Studio album by Miguel Bosé
- Released: 9 March 2010
- Genre: Pop
- Label: WEA Records
- Producer: Miguel Bosé; Nicolas Sorin;

Miguel Bosé chronology
| Papitour (2008) | Cardio (2010) | Papitwo (2012) |

= Cardio (album) =

Cardio is the 18th studio album by the Spanish Grammy-winning musician and actor Miguel Bosé.
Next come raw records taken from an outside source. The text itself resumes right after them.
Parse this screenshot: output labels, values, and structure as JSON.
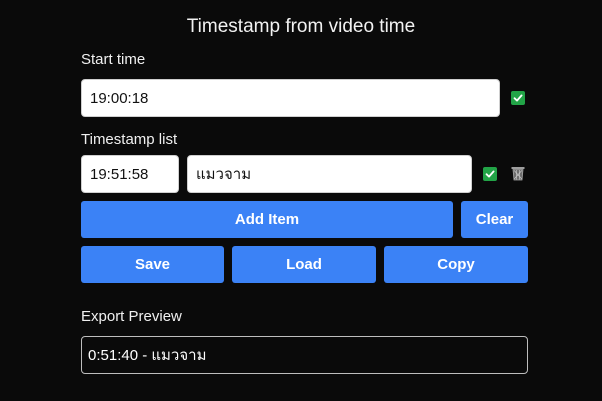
{
  "title": "Timestamp from video time",
  "start_time": {
    "label": "Start time",
    "value": "19:00:18",
    "checked": true
  },
  "timestamp_list": {
    "label": "Timestamp list",
    "items": [
      {
        "time": "19:51:58",
        "text": "แมวจาม",
        "checked": true
      }
    ]
  },
  "buttons": {
    "add_item": "Add Item",
    "clear": "Clear",
    "save": "Save",
    "load": "Load",
    "copy": "Copy"
  },
  "export_preview": {
    "label": "Export Preview",
    "text": "0:51:40 - แมวจาม"
  },
  "colors": {
    "background": "#0a0a0a",
    "button": "#3b82f6",
    "checkbox": "#22a447"
  },
  "icons": {
    "checkbox": "check-icon",
    "delete": "trash-icon"
  }
}
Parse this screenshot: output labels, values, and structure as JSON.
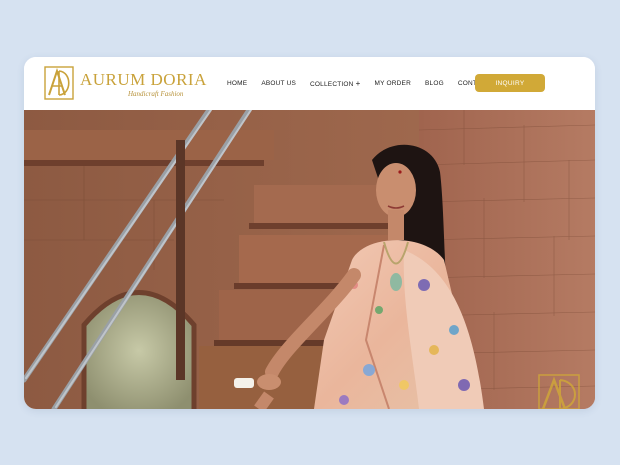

It was released on 9 March 2010. Cardio spent seven weeks on the Billboard Latin Pop Albums chart, peaking at No. 3, and five weeks on the Latin Albums chart, peaking at No. 7.

==Track listing==
1. "Estuve a punto de..."
2. "Júrame"
3. "Dame argumentos"
4. "Por ti"
5. "A mí me da igual"
6. "Cardio"
7. "El perro"
8. "¿Hay?"
9. "La verdad"
10. "Ayurvedico"
11. "Y poco más"
12. "Eso no"

==Certifications==

| Region | Certification | Certified units/sales |
| Mexico (AMPROFON) | Platinum+Gold | 90,000^{^} |
| Spain (PROMUSICAE) | Platinum | 60,000^{^} |
^{^} Shipments figures based on certification alone.